In this work, we presented the fabrication of a highly flexible elastomer chip and the application of dynamic cell trapping release. We developed fabrication procedures, including the preparation of silicon rubbers and the manufacturing of microstructures by stamping them onto a template. In addition, we characterized the change in the geometry after stretching and found that the strain in small structures is likely to be larger than that in the chip. Finally, we use a highly elastic microfluidic chip for the application of single cell manipulation. Our results show that cells can be released by simply stretching the chip.

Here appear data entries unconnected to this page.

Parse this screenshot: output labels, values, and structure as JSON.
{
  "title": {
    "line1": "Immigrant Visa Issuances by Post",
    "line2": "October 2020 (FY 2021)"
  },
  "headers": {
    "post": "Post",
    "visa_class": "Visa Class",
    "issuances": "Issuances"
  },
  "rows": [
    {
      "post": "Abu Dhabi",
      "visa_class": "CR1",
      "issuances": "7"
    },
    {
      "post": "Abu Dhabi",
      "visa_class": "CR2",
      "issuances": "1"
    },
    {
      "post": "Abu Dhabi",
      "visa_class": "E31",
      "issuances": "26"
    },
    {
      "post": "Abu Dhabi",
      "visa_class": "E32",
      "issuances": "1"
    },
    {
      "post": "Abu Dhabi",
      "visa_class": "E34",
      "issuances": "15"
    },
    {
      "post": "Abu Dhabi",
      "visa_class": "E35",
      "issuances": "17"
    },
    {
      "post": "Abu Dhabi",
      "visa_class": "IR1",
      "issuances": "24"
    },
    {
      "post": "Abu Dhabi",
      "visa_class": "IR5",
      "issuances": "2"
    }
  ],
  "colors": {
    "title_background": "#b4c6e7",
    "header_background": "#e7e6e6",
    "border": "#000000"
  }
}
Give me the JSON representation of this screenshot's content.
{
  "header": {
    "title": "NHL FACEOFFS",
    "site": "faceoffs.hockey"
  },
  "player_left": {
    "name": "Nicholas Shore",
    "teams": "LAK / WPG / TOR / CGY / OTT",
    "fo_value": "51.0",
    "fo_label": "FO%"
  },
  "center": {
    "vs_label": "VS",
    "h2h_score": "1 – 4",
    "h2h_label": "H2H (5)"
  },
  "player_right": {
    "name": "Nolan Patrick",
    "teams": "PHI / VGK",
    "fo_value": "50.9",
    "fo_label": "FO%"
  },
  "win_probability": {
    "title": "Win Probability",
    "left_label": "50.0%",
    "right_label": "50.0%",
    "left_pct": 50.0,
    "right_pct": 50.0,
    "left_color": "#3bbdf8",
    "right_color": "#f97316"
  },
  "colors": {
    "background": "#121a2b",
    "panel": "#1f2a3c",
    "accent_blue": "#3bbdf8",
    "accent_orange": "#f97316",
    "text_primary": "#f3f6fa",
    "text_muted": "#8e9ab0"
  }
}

We believe our elastomer chip will be useful in organ-on-a-chip studies due to its high elasticity and compatibility.

SUPPLEMENTARY MATERIAL

See the supplementary material for (1) the preparation of Q7-mixture chip fabrication (S1); (2) strain of concave and convex microstructures (Fig. S2); (3) tensile stress–strain diagram of the Q7-mixture (Fig. S3); (4) homogeneous strain on chip center (Fig. S4); and (5) numerical simulation of microstructure unconventional deformation caused by stress concentration (S5 and Fig. S5).

AUTHOR DECLARATIONS

Conflict of Interest

The authors have no conflicts to disclose.

Author Contributions

Xi Zhou and Yanbo Xie conceived and designed the experiments; Miao Sun performed the experiments and analyzed the data. Miao Sun, Xi Zhou, and Yanbo Xie wrote the manuscript; Yi Quan and Lianbing Zhang supported the cell-trapping experiments. All authors actively took part in all scientific discussions.

DATA AVAILABILITY

The data that support the findings of this study are available from the corresponding author upon reasonable request.